At the time of the report, the monkeys had apparently survived “several nights of below-freezing weather,” according to the newspaper article.
Little Else Known
National Park Service historians have verified that those newspaper accounts were true, but virtually nothing else about the monkey incident is known, including their ultimate fate, agency spokeswoman Linda Veress told Cowboy State Daily.
“It looks like there isn't much information to provide about the monkeys, except that there was a report on July 25, 1940, that they had escaped an itinerant zoo,” she said.
Gibbon River Named After Army General, Not Apes
Regardless of whether they made it back safely or died in Yellowstone, the monkeys left a lasting legacy — a persistent rumor that the Gibbon River was named after them.
But that’s not true.
Brown also recounted that a few years ago during a winter tour of Yellowstone, he was told by a snowcoach driver that the Gibbon River had been named after the primate species, Gibbons.
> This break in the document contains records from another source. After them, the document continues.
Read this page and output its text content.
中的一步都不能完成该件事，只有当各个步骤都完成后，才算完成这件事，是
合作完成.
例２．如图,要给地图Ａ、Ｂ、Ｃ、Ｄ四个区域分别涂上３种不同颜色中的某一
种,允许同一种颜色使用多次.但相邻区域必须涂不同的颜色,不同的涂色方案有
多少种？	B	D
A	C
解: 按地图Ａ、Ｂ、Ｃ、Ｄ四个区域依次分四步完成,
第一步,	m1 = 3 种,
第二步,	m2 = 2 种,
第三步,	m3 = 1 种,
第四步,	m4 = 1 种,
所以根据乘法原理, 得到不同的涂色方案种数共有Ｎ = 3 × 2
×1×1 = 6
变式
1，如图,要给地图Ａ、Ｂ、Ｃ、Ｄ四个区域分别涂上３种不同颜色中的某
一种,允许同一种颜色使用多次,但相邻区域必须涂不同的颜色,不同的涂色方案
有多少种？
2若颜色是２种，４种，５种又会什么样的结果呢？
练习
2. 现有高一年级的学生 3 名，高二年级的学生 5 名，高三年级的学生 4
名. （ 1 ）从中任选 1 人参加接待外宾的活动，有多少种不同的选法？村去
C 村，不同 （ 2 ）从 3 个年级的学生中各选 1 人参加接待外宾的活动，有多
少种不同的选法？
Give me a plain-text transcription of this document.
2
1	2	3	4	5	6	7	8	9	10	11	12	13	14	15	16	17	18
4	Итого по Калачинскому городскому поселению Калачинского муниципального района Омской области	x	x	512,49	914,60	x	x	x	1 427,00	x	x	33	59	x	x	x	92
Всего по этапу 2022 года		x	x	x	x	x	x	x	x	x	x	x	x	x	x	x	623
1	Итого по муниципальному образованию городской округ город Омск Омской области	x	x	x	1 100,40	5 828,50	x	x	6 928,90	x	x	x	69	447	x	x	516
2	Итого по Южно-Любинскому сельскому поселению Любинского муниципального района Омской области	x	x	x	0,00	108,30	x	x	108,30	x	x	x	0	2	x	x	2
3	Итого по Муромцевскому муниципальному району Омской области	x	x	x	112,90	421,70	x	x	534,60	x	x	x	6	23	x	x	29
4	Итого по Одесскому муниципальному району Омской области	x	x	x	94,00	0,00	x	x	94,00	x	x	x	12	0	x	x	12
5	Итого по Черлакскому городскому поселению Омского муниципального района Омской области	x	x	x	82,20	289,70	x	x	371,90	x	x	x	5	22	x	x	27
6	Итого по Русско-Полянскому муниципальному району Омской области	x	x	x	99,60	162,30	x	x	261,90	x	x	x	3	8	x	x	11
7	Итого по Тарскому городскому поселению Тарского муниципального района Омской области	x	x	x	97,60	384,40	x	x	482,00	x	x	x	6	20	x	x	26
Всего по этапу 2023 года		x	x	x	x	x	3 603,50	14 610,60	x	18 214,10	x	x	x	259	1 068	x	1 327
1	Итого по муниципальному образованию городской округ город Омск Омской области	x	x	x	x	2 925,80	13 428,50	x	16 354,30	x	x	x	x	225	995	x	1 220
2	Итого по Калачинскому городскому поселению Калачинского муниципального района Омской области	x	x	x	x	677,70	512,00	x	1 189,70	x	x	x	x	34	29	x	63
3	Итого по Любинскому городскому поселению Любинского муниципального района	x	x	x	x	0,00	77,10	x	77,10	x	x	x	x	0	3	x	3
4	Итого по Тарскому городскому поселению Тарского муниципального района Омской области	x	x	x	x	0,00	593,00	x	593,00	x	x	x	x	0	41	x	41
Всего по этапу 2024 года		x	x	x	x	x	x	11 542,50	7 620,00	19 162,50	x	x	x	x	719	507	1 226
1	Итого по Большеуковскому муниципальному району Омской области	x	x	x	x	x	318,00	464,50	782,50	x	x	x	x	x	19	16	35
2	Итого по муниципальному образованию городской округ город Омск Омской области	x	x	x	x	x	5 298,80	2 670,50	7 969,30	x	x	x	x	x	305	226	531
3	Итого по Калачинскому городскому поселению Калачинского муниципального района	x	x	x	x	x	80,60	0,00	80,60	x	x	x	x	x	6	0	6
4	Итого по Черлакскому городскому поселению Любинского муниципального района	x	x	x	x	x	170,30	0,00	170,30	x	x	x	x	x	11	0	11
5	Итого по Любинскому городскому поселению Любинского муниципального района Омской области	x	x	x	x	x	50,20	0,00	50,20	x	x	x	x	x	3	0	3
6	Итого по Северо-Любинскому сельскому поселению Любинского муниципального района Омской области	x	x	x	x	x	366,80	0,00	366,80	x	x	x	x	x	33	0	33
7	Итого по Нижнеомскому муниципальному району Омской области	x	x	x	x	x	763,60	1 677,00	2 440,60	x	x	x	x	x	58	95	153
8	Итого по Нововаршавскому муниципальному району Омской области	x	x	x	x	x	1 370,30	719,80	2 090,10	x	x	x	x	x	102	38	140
That’s because, supposedly, “several monkeys” at one time had escaped and gone cavorting along the riverbanks, Brown said he was told.
But the most reliable reports recount only two monkeys, Veress said, and the river wasn’t named after them.
“The Gibbon River was not named after a primate,” she said. “It has been known as the Gibbon River since as early as 1877. It was named after Gen. John Gibbon, who had been in charge of the Army troops in Montana territory when the Hayden Expedition came through in 1871.”